Tech stocks absorbed a long-awaited decline in April, damaging mutual funds and exchange-traded funds that had enjoyed their run-up. Some investors hope it’s just a needed pause after a strong run for stocks of software, social-media and other tech companies that sent growth-stock funds soaring. As April ended, the tech-focused Nasdaq Composite Index had logged its weakest month since 2008: down 13%.
The damage wasn’t limited to tech. The average U.S.-stock fund fell 8.6% in the month, according to Refinitiv Lipper data. For 2022 so far, through April, the funds were down 14.1%. The average large-cap growth fund, meanwhile, powered by corporate-earnings potential, was down 12.4% for the month, and 22.1% so far this year, according to Lipper.
April 2022 fund performance, total return by fund type.

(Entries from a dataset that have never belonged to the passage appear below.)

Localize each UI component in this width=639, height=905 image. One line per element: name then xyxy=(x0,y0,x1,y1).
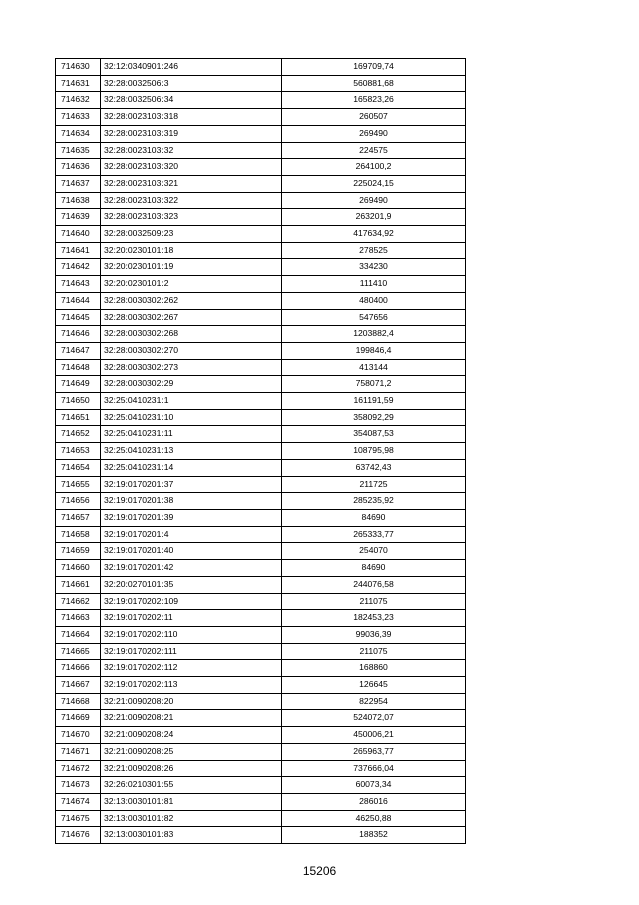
row-id-cell: 714630 xyxy=(56,59,101,76)
table-row xyxy=(56,677,466,694)
table-row xyxy=(56,493,466,510)
value-cell: 269490 xyxy=(282,125,466,142)
value-cell: 165823,26 xyxy=(282,92,466,109)
table-row xyxy=(56,376,466,393)
value-cell: 263201,9 xyxy=(282,209,466,226)
row-id-cell: 714639 xyxy=(56,209,101,226)
cadastral-number-cell: 32:28:0032506:34 xyxy=(101,92,282,109)
value-cell: 354087,53 xyxy=(282,426,466,443)
value-cell: 84690 xyxy=(282,560,466,577)
table-row xyxy=(56,242,466,259)
table-row xyxy=(56,276,466,293)
cadastral-number-cell: 32:28:0023103:323 xyxy=(101,209,282,226)
value-cell: 84690 xyxy=(282,509,466,526)
value-cell: 182453,23 xyxy=(282,610,466,627)
row-id-cell: 714657 xyxy=(56,509,101,526)
cadastral-number-cell: 32:28:0030302:29 xyxy=(101,376,282,393)
value-cell: 1203882,4 xyxy=(282,326,466,343)
table-row xyxy=(56,125,466,142)
table-row xyxy=(56,292,466,309)
table-row xyxy=(56,426,466,443)
value-cell: 225024,15 xyxy=(282,175,466,192)
value-cell: 111410 xyxy=(282,276,466,293)
table-row xyxy=(56,159,466,176)
table-row xyxy=(56,192,466,209)
table-row xyxy=(56,693,466,710)
value-cell: 188352 xyxy=(282,827,466,844)
cadastral-number-cell: 32:26:0210301:55 xyxy=(101,777,282,794)
table-row xyxy=(56,359,466,376)
table-row xyxy=(56,576,466,593)
cadastral-number-cell: 32:19:0170201:37 xyxy=(101,476,282,493)
value-cell: 169709,74 xyxy=(282,59,466,76)
value-cell: 254070 xyxy=(282,543,466,560)
table-row xyxy=(56,743,466,760)
row-id-cell: 714632 xyxy=(56,92,101,109)
table-row xyxy=(56,75,466,92)
value-cell: 161191,59 xyxy=(282,393,466,410)
value-cell: 547656 xyxy=(282,309,466,326)
cadastral-number-cell: 32:20:0270101:35 xyxy=(101,576,282,593)
cadastral-number-cell: 32:25:0410231:13 xyxy=(101,443,282,460)
table-row xyxy=(56,459,466,476)
row-id-cell: 714638 xyxy=(56,192,101,209)
cadastral-number-cell: 32:28:0030302:267 xyxy=(101,309,282,326)
table-row xyxy=(56,810,466,827)
row-id-cell: 714644 xyxy=(56,292,101,309)
value-cell: 199846,4 xyxy=(282,342,466,359)
row-id-cell: 714634 xyxy=(56,125,101,142)
cadastral-number-cell: 32:28:0030302:270 xyxy=(101,342,282,359)
cadastral-number-cell: 32:13:0030101:81 xyxy=(101,793,282,810)
row-id-cell: 714649 xyxy=(56,376,101,393)
table-row xyxy=(56,109,466,126)
value-cell: 737666,04 xyxy=(282,760,466,777)
table-row xyxy=(56,643,466,660)
value-cell: 278525 xyxy=(282,242,466,259)
value-cell: 286016 xyxy=(282,793,466,810)
value-cell: 758071,2 xyxy=(282,376,466,393)
row-id-cell: 714651 xyxy=(56,409,101,426)
cadastral-number-cell: 32:28:0023103:318 xyxy=(101,109,282,126)
cadastral-number-cell: 32:28:0032506:3 xyxy=(101,75,282,92)
table-row xyxy=(56,393,466,410)
data-table xyxy=(55,58,466,844)
cadastral-number-cell: 32:13:0030101:83 xyxy=(101,827,282,844)
row-id-cell: 714656 xyxy=(56,493,101,510)
table-row xyxy=(56,526,466,543)
row-id-cell: 714643 xyxy=(56,276,101,293)
table-row xyxy=(56,409,466,426)
row-id-cell: 714660 xyxy=(56,560,101,577)
row-id-cell: 714637 xyxy=(56,175,101,192)
table-row xyxy=(56,476,466,493)
value-cell: 524072,07 xyxy=(282,710,466,727)
value-cell: 450006,21 xyxy=(282,727,466,744)
cadastral-number-cell: 32:20:0230101:19 xyxy=(101,259,282,276)
cadastral-number-cell: 32:20:0230101:2 xyxy=(101,276,282,293)
row-id-cell: 714670 xyxy=(56,727,101,744)
value-cell: 358092,29 xyxy=(282,409,466,426)
value-cell: 334230 xyxy=(282,259,466,276)
value-cell: 108795,98 xyxy=(282,443,466,460)
value-cell: 224575 xyxy=(282,142,466,159)
value-cell: 46250,88 xyxy=(282,810,466,827)
cadastral-number-cell: 32:19:0170202:112 xyxy=(101,660,282,677)
value-cell: 265963,77 xyxy=(282,743,466,760)
table-row xyxy=(56,92,466,109)
row-id-cell: 714658 xyxy=(56,526,101,543)
table-row xyxy=(56,259,466,276)
cadastral-number-cell: 32:19:0170202:109 xyxy=(101,593,282,610)
value-cell: 211075 xyxy=(282,593,466,610)
table-row xyxy=(56,543,466,560)
row-id-cell: 714633 xyxy=(56,109,101,126)
value-cell: 211725 xyxy=(282,476,466,493)
cadastral-number-cell: 32:28:0023103:320 xyxy=(101,159,282,176)
row-id-cell: 714671 xyxy=(56,743,101,760)
row-id-cell: 714655 xyxy=(56,476,101,493)
row-id-cell: 714647 xyxy=(56,342,101,359)
row-id-cell: 714665 xyxy=(56,643,101,660)
table-row xyxy=(56,760,466,777)
cadastral-number-cell: 32:21:0090208:20 xyxy=(101,693,282,710)
row-id-cell: 714652 xyxy=(56,426,101,443)
row-id-cell: 714636 xyxy=(56,159,101,176)
cadastral-number-cell: 32:28:0023103:32 xyxy=(101,142,282,159)
table-row xyxy=(56,827,466,844)
cadastral-number-cell: 32:28:0023103:319 xyxy=(101,125,282,142)
row-id-cell: 714675 xyxy=(56,810,101,827)
row-id-cell: 714641 xyxy=(56,242,101,259)
row-id-cell: 714661 xyxy=(56,576,101,593)
row-id-cell: 714672 xyxy=(56,760,101,777)
cadastral-number-cell: 32:25:0410231:10 xyxy=(101,409,282,426)
row-id-cell: 714631 xyxy=(56,75,101,92)
row-id-cell: 714664 xyxy=(56,626,101,643)
page-number: 15206 xyxy=(302,864,337,878)
value-cell: 417634,92 xyxy=(282,226,466,243)
cadastral-number-cell: 32:28:0030302:268 xyxy=(101,326,282,343)
row-id-cell: 714645 xyxy=(56,309,101,326)
row-id-cell: 714653 xyxy=(56,443,101,460)
table-row xyxy=(56,727,466,744)
cadastral-number-cell: 32:19:0170201:38 xyxy=(101,493,282,510)
cadastral-number-cell: 32:19:0170202:113 xyxy=(101,677,282,694)
table-row xyxy=(56,610,466,627)
cadastral-number-cell: 32:25:0410231:14 xyxy=(101,459,282,476)
row-id-cell: 714642 xyxy=(56,259,101,276)
cadastral-number-cell: 32:28:0030302:262 xyxy=(101,292,282,309)
cadastral-number-cell: 32:21:0090208:26 xyxy=(101,760,282,777)
row-id-cell: 714640 xyxy=(56,226,101,243)
table-row xyxy=(56,59,466,76)
value-cell: 413144 xyxy=(282,359,466,376)
cadastral-number-cell: 32:19:0170202:110 xyxy=(101,626,282,643)
cadastral-number-cell: 32:25:0410231:11 xyxy=(101,426,282,443)
row-id-cell: 714646 xyxy=(56,326,101,343)
value-cell: 269490 xyxy=(282,192,466,209)
table-body xyxy=(56,59,466,844)
row-id-cell: 714667 xyxy=(56,677,101,694)
value-cell: 264100,2 xyxy=(282,159,466,176)
cadastral-number-cell: 32:28:0030302:273 xyxy=(101,359,282,376)
cadastral-number-cell: 32:19:0170201:42 xyxy=(101,560,282,577)
value-cell: 60073,34 xyxy=(282,777,466,794)
value-cell: 260507 xyxy=(282,109,466,126)
table-row xyxy=(56,560,466,577)
cadastral-number-cell: 32:28:0032509:23 xyxy=(101,226,282,243)
cadastral-number-cell: 32:25:0410231:1 xyxy=(101,393,282,410)
cadastral-number-cell: 32:20:0230101:18 xyxy=(101,242,282,259)
value-cell: 168860 xyxy=(282,660,466,677)
value-cell: 560881,68 xyxy=(282,75,466,92)
row-id-cell: 714673 xyxy=(56,777,101,794)
table-row xyxy=(56,710,466,727)
cadastral-number-cell: 32:21:0090208:25 xyxy=(101,743,282,760)
value-cell: 285235,92 xyxy=(282,493,466,510)
table-row xyxy=(56,793,466,810)
row-id-cell: 714650 xyxy=(56,393,101,410)
row-id-cell: 714654 xyxy=(56,459,101,476)
value-cell: 244076,58 xyxy=(282,576,466,593)
cadastral-number-cell: 32:12:0340901:246 xyxy=(101,59,282,76)
table-row xyxy=(56,509,466,526)
row-id-cell: 714662 xyxy=(56,593,101,610)
value-cell: 211075 xyxy=(282,643,466,660)
cadastral-number-cell: 32:19:0170201:4 xyxy=(101,526,282,543)
row-id-cell: 714676 xyxy=(56,827,101,844)
table-row xyxy=(56,142,466,159)
cadastral-number-cell: 32:19:0170202:11 xyxy=(101,610,282,627)
value-cell: 63742,43 xyxy=(282,459,466,476)
row-id-cell: 714669 xyxy=(56,710,101,727)
cadastral-number-cell: 32:28:0023103:322 xyxy=(101,192,282,209)
row-id-cell: 714666 xyxy=(56,660,101,677)
cadastral-number-cell: 32:19:0170201:40 xyxy=(101,543,282,560)
row-id-cell: 714635 xyxy=(56,142,101,159)
value-cell: 126645 xyxy=(282,677,466,694)
table-row xyxy=(56,342,466,359)
cadastral-number-cell: 32:19:0170201:39 xyxy=(101,509,282,526)
table-row xyxy=(56,309,466,326)
cadastral-number-cell: 32:13:0030101:82 xyxy=(101,810,282,827)
value-cell: 480400 xyxy=(282,292,466,309)
row-id-cell: 714659 xyxy=(56,543,101,560)
table-row xyxy=(56,326,466,343)
table-row xyxy=(56,175,466,192)
table-row xyxy=(56,443,466,460)
value-cell: 265333,77 xyxy=(282,526,466,543)
row-id-cell: 714668 xyxy=(56,693,101,710)
cadastral-number-cell: 32:19:0170202:111 xyxy=(101,643,282,660)
table-row xyxy=(56,777,466,794)
table-row xyxy=(56,226,466,243)
row-id-cell: 714663 xyxy=(56,610,101,627)
table-row xyxy=(56,593,466,610)
table-row xyxy=(56,209,466,226)
row-id-cell: 714648 xyxy=(56,359,101,376)
cadastral-number-cell: 32:21:0090208:21 xyxy=(101,710,282,727)
cadastral-number-cell: 32:21:0090208:24 xyxy=(101,727,282,744)
value-cell: 99036,39 xyxy=(282,626,466,643)
row-id-cell: 714674 xyxy=(56,793,101,810)
value-cell: 822954 xyxy=(282,693,466,710)
table-row xyxy=(56,626,466,643)
table-row xyxy=(56,660,466,677)
cadastral-number-cell: 32:28:0023103:321 xyxy=(101,175,282,192)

“The selling has been particularly acute in the areas that have captured the hearts, minds and wallets of many retail investors: the highflying tech sector,” wrote Katie Nixon, chief investment officer for Northern Trust Wealth Management, in a markets commentary in April. In a more positive light, she added, “As we look back at history, it is worth noting that the retail investor does not have a particularly good track record at timing the market, and behavioral biases tend to result in ‘selling low and buying high.’ While we agree with the premise that conditions are uncertain, we remain constructive on global equities.”
International-stock funds were off 6.6% in April, and are down 14.3% so far in 2022.

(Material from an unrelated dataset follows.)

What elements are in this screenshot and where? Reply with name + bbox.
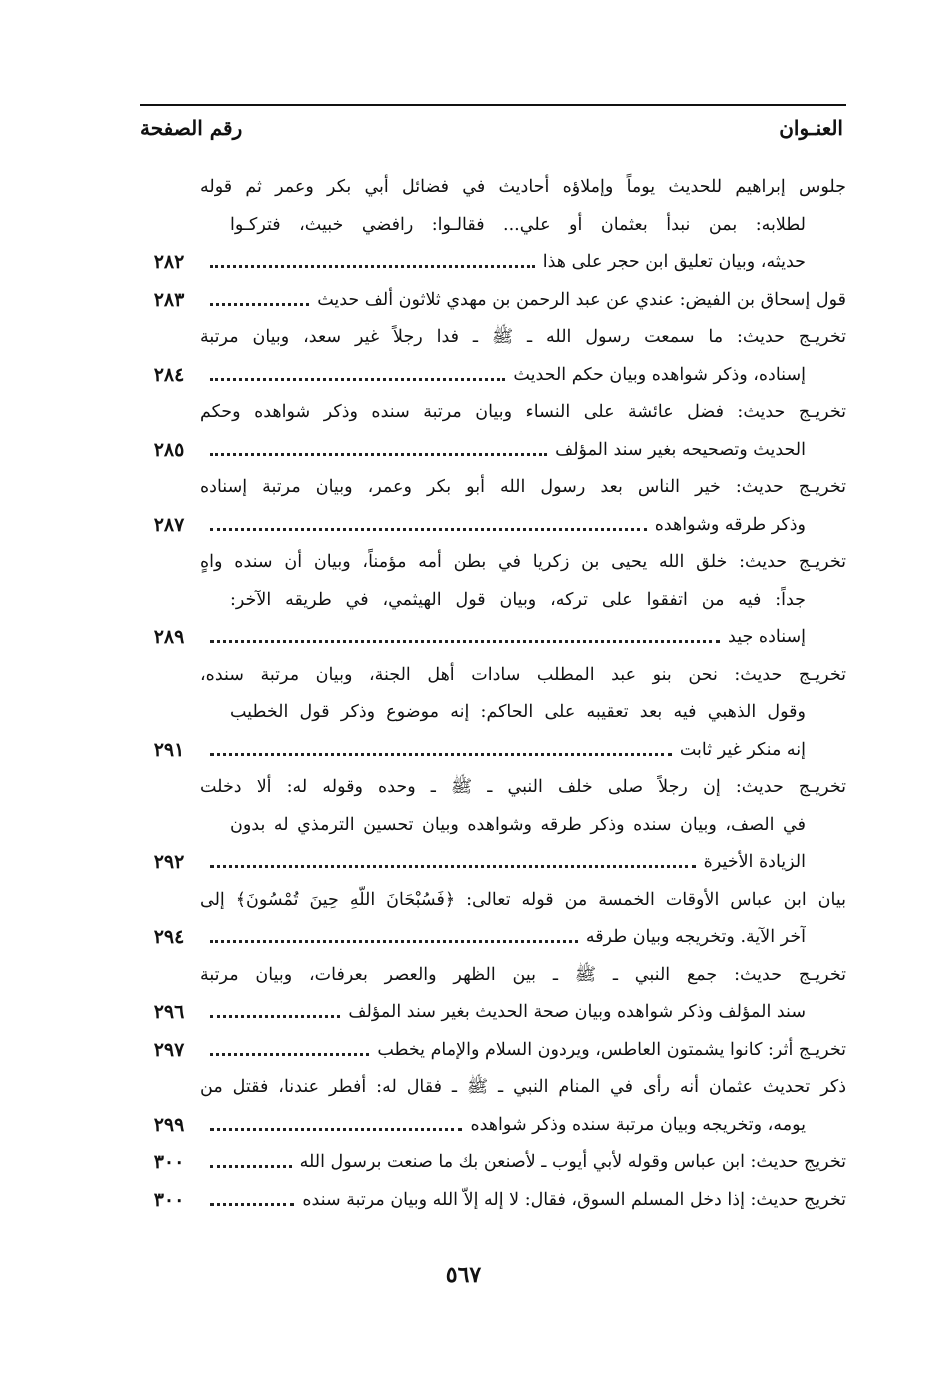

Meanwhile, investors aren’t getting any comfort in their bond funds. Expectations for higher interest rates have sent bond yields soaring—pushing down bond prices, in the seesaw relationship for bonds and yields. With inflation a problem, analysts had raised their forecasts for how high the Fed will be raising rates to battle it—ahead of last week’s Fed meeting when a half-percentage-point increase was announced. (That, in turn, has punished stocks, since higher rates hurt corporate profits.)
Bond funds declined in April. Funds tied to intermediate-maturity, investment-grade debt (the most common type of fixed-income fund) fell 3.7% and are down 9.4% for the year so far.